メールも電話も出来ない位の緊急な事なのは容易に想像出来た。ギリギリで友達に頼むのはいかにも流衣らしいと一臣は思った。
「ごクローさんだな。やっぱあいつは説教だわ」
「説教⁈」
ハクのセリフを光莉が復唱した。
——やだ、流衣ちゃんお説教されちゃうの⁈
光莉が心配そうな顔をしたので、ハクは戸惑った。
「いやまぁ……。んな大した事じゃねーか」
——って、なんか調子狂うな……。
「んで、オレらどうすりゃいいんだ?」
ハクが饒舌に喋らないので、代わりにセキが光莉に視線を合わないようにソッポを向きつつ、なるべくの小声で喋った。
「あの、席に案内します。二階から入った所に穴場の場所があるので」
光莉は三人を誘導して歩き出した。案内されたその場所は、後ろの方で出入口の横を三席ずつ列をなしてる、今は休憩中で照明が明るくよくわかるが、暗ければ分かりにくい確かに座って良いのかどうかよく分からない席だった。案の定、列の後ろが空いている。
「良かった、空いてる」
「良い席じゃん」
ハクは喜んだ。後ろで目立たない、しかも出入口の直ぐ側。
「あんただって出るんだろ? 忙しいのにサンキューな」
ハクは当たり障りなく礼をいった。
「いえ。じゃあ私戻ります」
役目が終わってホッとする光莉。
「悪いね」
その光莉に向かって一臣も礼を言った。
「……」
光莉は、無表情で淡々とした一臣を見て、流衣が片想いだと言ってたのを思い出した。戻ろうと行きかけたが、つい援護射撃をしたくなり、足を止めて振り向いた。

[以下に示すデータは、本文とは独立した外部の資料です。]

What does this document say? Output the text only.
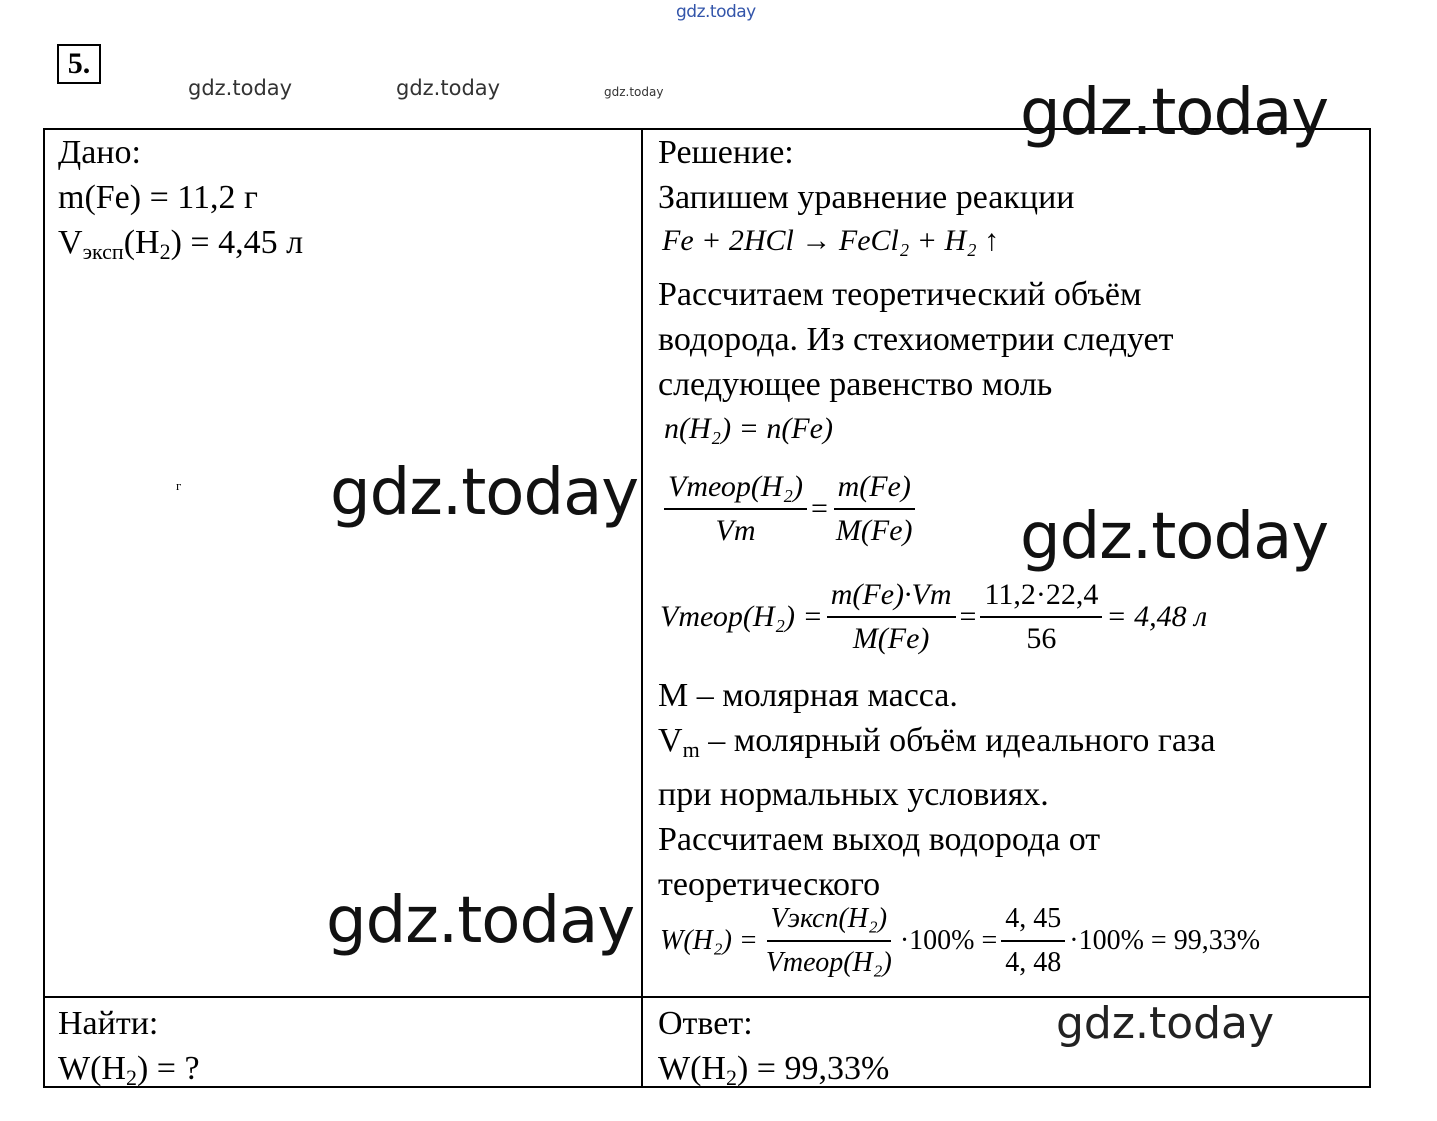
gdz.today
gdz.today	gdz.today	gdz.today
5.
Дано:
m(Fe) = 11,2 г
$V_{эксп}(H_2) = 4,45$ л
г
Решение:
Запишем уравнение реакции
Fe + 2HCl → FeCl₂ + H₂ ↑
Рассчитаем теоретический объём
водорода. Из стехиометрии следует
следующее равенство моль
n(H₂) = n(Fe)
$\frac{\text{Vтеор(H₂)}}{Vm} = \frac{m(Fe)}{M(Fe)}$
Vтеор(H₂) = $\frac{m(Fe)\cdot Vm}{M(Fe)} = \frac{11,2\cdot 22,4}{56} = 4,48$ л
M – молярная масса.
$V_m$ – молярный объём идеального газа
при нормальных условиях.
Рассчитаем выход водорода от
теоретического
$W(H_2) = \frac{\text{Vэксп(H₂)}}{\text{Vтеор(H₂)}} \cdot 100\% = \frac{4, 45}{4, 48} \cdot 100\% = 99,33\%$
Найти:
$W(H_2)$ = ?
Ответ:
$W(H_2) = 99,33\%$
gdz.today
gdz.today
gdz.today
gdz.today
gdz.today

「あの……流衣ちゃん、友達が見に来てくれるって、すごく喜んでたので、終わったら声を……褒めてあげて下さい」
一臣は一瞬間を置いた。
「分かった」
意外にも簡単に承知してくれたので、光莉はふわっとした感覚になり嬉しくなった。
「流衣ちゃん、最後の方でも私達と踊るので、しっかり観て下さいね!」
光莉は言い残して、軽い足取りでその場を後にした。
「……しっかり見ろとさ」
ハクは奥にどっかりと座ると一臣に語りかけた。
「何で俺にいうの?」
一臣は反論し隣に腰掛ける。
「こん中で観て理解できんのおめえだけだろ?」
セキはもう寝る気満々で通路側のハジの席に座った。
「理解する必要はないと思うけど」
責任転嫁に一臣は反論する。
「オレさ『眠りの森の美女』って、王子が美女にチューして目が覚めて結婚する。しか知らねーけど、寝てる女にキスしたら強制わいせつ罪だよな」
理解がザックリしすぎてるハク。
「目が覚めて見た男に惚れる女もどうかしてるけどな」
顔なのか服装で身分がわかったのか、どっちにしろ女は怖いと思うセキ。
「……訴えなければ犯罪として成立しないけど、同じ境遇で王子のキスで目覚める『白雪姫』だと更に罪状は多いよ。強制わいせつ、拉致監禁、強制労働、殺人未遂と、原作の7歳説でいくなら児童虐待も顕著なのに児童図書代表だよね」
「それ18禁じゃねーか?」
「白雪姫って弁護士の資格試験の問題集かよ?」
七人の小人のおかげか『白雪姫』はさすがにセキも何となく知ってる。
「童話で学べる六法全書とかあんのか?」
知らないことはとりあえず一臣に聞くハク。
「知らないけど、あってもおかしくない」
世の中は広い。と解く一臣。
「んで、お前ら『眠りの』なんちゃらはどんな話か知ってんの?」
「知ってるわけねぇ」
「俺も知らない」
三人ともハクの知識とほぼ一緒のザックリ系だった。
「一臣もかよ、オレら話になんねぇな」
「流衣が言うには、三幕は結婚式の披露宴らしいけど」
「なにか? んじゃオレら犯罪系バカップルの披露宴を延々一時間見せらんの?」
「……」
ハクの疑問に応えようがなくて黙り込んでしまうふたり。
男子達の不毛な会話の中、三幕開演のブザーが鳴り、ゆっくりと暗くなると静かに幕が上がっていった——。